Recommendation #2: Providers are concerned with insurance coverage; you must be too
Initially, Jack was not familiar with Medicare and, in particular, how the Medicare Advantage Plan his dad was enrolled in actually works. Choice is limited and one must live within the confines of an approved provider network. Further, the requirements for referrals, pre-approvals and documentation have major implications, all of which can result in scheduling delays.
Dr. Jay and her office staff were helpful, but Jack needed to stay on top of things as well. He was tenacious about documenting calls made, who he spoke with and what outcomes were agreed upon. He often received conflicting information that needed sorting.
Recommendation #3: Take appointment preparation seriously
As Jack assisted Bill with preparing for each appointment, he realized that the efforts required were beyond Bill’s abilities to process and execute. After all, cognitive issues were at the root of all the testing and evaluations.
To ensure that appointments were productive and to prevent the need for any repeat testing or rescheduling, Jack…
…made sure that all providers had his complete contact information. He made himself the first point of contact for Bill.

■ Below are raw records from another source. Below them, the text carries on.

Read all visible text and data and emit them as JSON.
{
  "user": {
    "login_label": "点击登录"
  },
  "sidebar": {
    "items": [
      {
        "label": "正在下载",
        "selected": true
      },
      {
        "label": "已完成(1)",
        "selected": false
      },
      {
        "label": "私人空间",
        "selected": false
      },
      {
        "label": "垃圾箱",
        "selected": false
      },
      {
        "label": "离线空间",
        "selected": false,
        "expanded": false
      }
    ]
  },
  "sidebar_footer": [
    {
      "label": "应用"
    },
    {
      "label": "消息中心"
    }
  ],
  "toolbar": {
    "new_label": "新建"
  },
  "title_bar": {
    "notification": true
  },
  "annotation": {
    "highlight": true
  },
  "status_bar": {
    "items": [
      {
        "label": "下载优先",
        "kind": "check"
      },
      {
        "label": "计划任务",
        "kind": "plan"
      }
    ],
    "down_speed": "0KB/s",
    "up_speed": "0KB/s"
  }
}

…helped his parents complete all required paperwork. Often, he attached the tools he had prepared years earlier, including a Medication List and a list of Medical Conditions, surgeries and Hospitalizations.

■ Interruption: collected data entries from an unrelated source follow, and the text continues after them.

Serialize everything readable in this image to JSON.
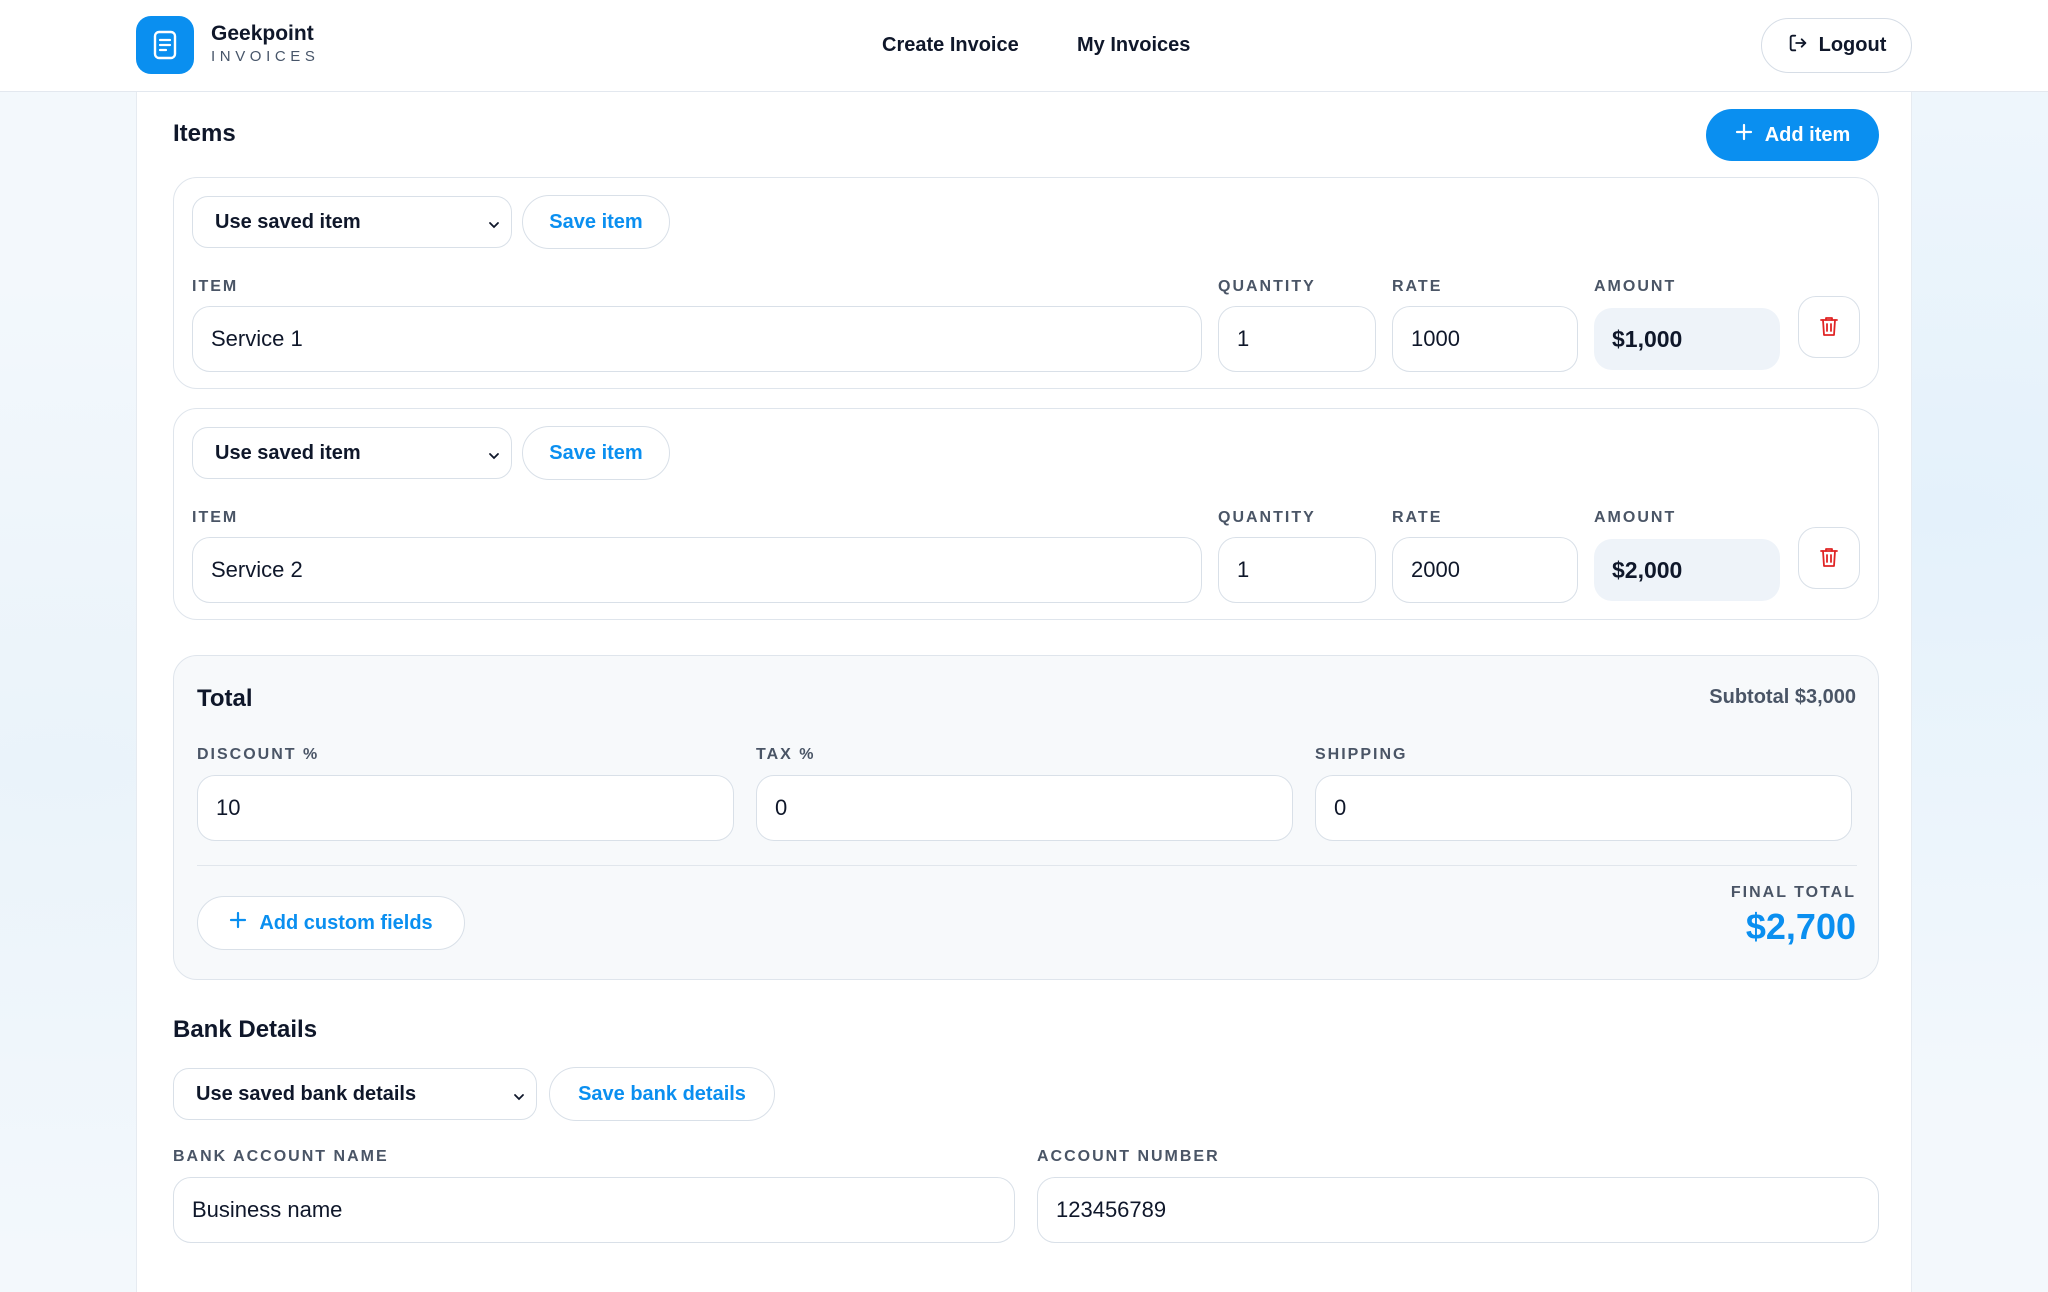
{
  "brand": {
    "name": "Geekpoint",
    "subtitle": "INVOICES"
  },
  "nav": {
    "create_invoice": "Create Invoice",
    "my_invoices": "My Invoices",
    "logout": "Logout"
  },
  "items_section": {
    "title": "Items",
    "add_item_label": "Add item",
    "select_placeholder": "Use saved item",
    "save_item_label": "Save item",
    "labels": {
      "item": "ITEM",
      "quantity": "QUANTITY",
      "rate": "RATE",
      "amount": "AMOUNT"
    },
    "rows": [
      {
        "item": "Service 1",
        "quantity": "1",
        "rate": "1000",
        "amount": "$1,000"
      },
      {
        "item": "Service 2",
        "quantity": "1",
        "rate": "2000",
        "amount": "$2,000"
      }
    ]
  },
  "totals": {
    "title": "Total",
    "subtotal": "Subtotal $3,000",
    "labels": {
      "discount": "DISCOUNT %",
      "tax": "TAX %",
      "shipping": "SHIPPING"
    },
    "discount": "10",
    "tax": "0",
    "shipping": "0",
    "add_custom_fields_label": "Add custom fields",
    "final_total_label": "FINAL TOTAL",
    "final_total": "$2,700"
  },
  "bank": {
    "title": "Bank Details",
    "select_placeholder": "Use saved bank details",
    "save_label": "Save bank details",
    "labels": {
      "account_name": "BANK ACCOUNT NAME",
      "account_number": "ACCOUNT NUMBER"
    },
    "account_name": "Business name",
    "account_number": "123456789"
  },
  "colors": {
    "accent": "#0a8ff0",
    "danger": "#e02424",
    "text": "#0f172a",
    "muted": "#4a5566"
  }
}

…called a few days before each appointment to ensure that all medical records were on hand and all insurance requirements were met.
Recommendation #4: Debrief orally and in writing
For both his parents, Jack found it necessary to explain (sometimes several times) why all the appointments were necessary. Here are some of the things he found himself saying:
We are evaluating dad’s memory issues.
This appointment is to assess sleep, as that can impact memory.

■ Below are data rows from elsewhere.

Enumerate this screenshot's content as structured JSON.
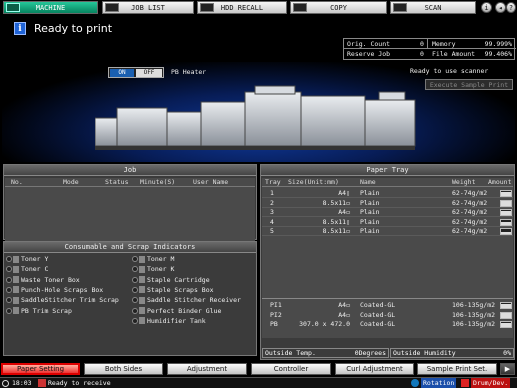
{
  "tabs": [
    {
      "label": "MACHINE",
      "active": true
    },
    {
      "label": "JOB LIST",
      "active": false
    },
    {
      "label": "HDD RECALL",
      "active": false
    },
    {
      "label": "COPY",
      "active": false
    },
    {
      "label": "SCAN",
      "active": false
    }
  ],
  "status": {
    "message": "Ready to print"
  },
  "counters": {
    "orig_count_label": "Orig. Count",
    "orig_count_value": "0",
    "reserve_job_label": "Reserve Job",
    "reserve_job_value": "0",
    "memory_label": "Memory",
    "memory_value": "99.999%",
    "file_amount_label": "File Amount",
    "file_amount_value": "99.406%"
  },
  "machine": {
    "pb_heater_label": "PB Heater",
    "on_label": "ON",
    "off_label": "OFF",
    "scanner_status": "Ready to use scanner",
    "execute_sample_label": "Execute Sample Print"
  },
  "job": {
    "title": "Job",
    "headers": [
      "No.",
      "Mode",
      "Status",
      "Minute(S)",
      "User Name"
    ]
  },
  "tray": {
    "title": "Paper Tray",
    "headers": [
      "Tray",
      "Size(Unit:mm)",
      "Name",
      "Weight",
      "Amount"
    ],
    "rows": [
      {
        "tray": "1",
        "size": "A4▯",
        "name": "Plain",
        "weight": "62-74g/m2",
        "amount": 0.9
      },
      {
        "tray": "2",
        "size": "8.5x11▭",
        "name": "Plain",
        "weight": "62-74g/m2",
        "amount": 0.9
      },
      {
        "tray": "3",
        "size": "A4▭",
        "name": "Plain",
        "weight": "62-74g/m2",
        "amount": 0.9
      },
      {
        "tray": "4",
        "size": "8.5x11▯",
        "name": "Plain",
        "weight": "62-74g/m2",
        "amount": 0.5
      },
      {
        "tray": "5",
        "size": "8.5x11▭",
        "name": "Plain",
        "weight": "62-74g/m2",
        "amount": 0.5
      }
    ],
    "special_rows": [
      {
        "tray": "PI1",
        "size": "A4▭",
        "name": "Coated-GL",
        "weight": "106-135g/m2",
        "amount": 0.9
      },
      {
        "tray": "PI2",
        "size": "A4▭",
        "name": "Coated-GL",
        "weight": "106-135g/m2",
        "amount": 0.9
      },
      {
        "tray": "PB",
        "size": "307.0 x 472.0",
        "name": "Coated-GL",
        "weight": "106-135g/m2",
        "amount": 0.9
      }
    ],
    "outside_temp_label": "Outside Temp.",
    "outside_temp_value": "0Degrees",
    "outside_humidity_label": "Outside Humidity",
    "outside_humidity_value": "0%"
  },
  "consumables": {
    "title": "Consumable and Scrap Indicators",
    "left": [
      "Toner Y",
      "Toner C",
      "Waste Toner Box",
      "Punch-Hole Scraps Box",
      "SaddleStitcher Trim Scrap",
      "PB Trim Scrap"
    ],
    "right": [
      "Toner M",
      "Toner K",
      "Staple Cartridge",
      "Staple Scraps Box",
      "Saddle Stitcher Receiver",
      "Perfect Binder Glue",
      "Humidifier Tank"
    ]
  },
  "bottom_buttons": [
    "Paper Setting",
    "Both Sides",
    "Adjustment",
    "Controller",
    "Curl Adjustment",
    "Sample Print Set."
  ],
  "footer": {
    "time": "18:03",
    "message": "Ready to receive",
    "rotation_label": "Rotation",
    "drum_label": "Drum/Dev."
  },
  "colors": {
    "accent": "#07a77a",
    "panel": "#3b3b3b",
    "status_red": "#e33333"
  }
}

This appointment is for your brain, to see how each part of it is working.
This appointment is with the neurologist. She is the specialist on your team who will make future recommendations for memory issues.
Following each appointment, Jack and his parents would debrief, validating what each of them heard about the issue. They would review next steps and add future appointments to a shared calendar.
Jack summarized these meetings in writing and gave the written summary to his parents to read and reference later on, at their own pace.
Recommendation #5: Care for yourself too!
As their son, Jack did a lot of worrying about a wide range of things related to his dad’s health. Fortunately, he now has the following things in place to help ease his concerns:
- Much more objective data and information about the situation
- A fabulous team of professionals working together on his dad’s behalf
- A team of providers in Arizona, with whom he can debrief before his dad’s return this winter
- Buy-in from his parents to do what’s needed going forward
Whew! As you can see, Care Partners serve a critical role in the lives of their loved ones. Not only must they be observant, they must act, over and over again, as issues arise.
Part of their role is to ensure that a plan is developed and executed for adequately diagnosing and treating medical conditions. A plan, by the way, that is sure to change as time passes.
Although it can be exhausting and disruptive to one’s life, it can also be rewarding. It provides ample opportunity for the demonstration of love and affection to those we care most about.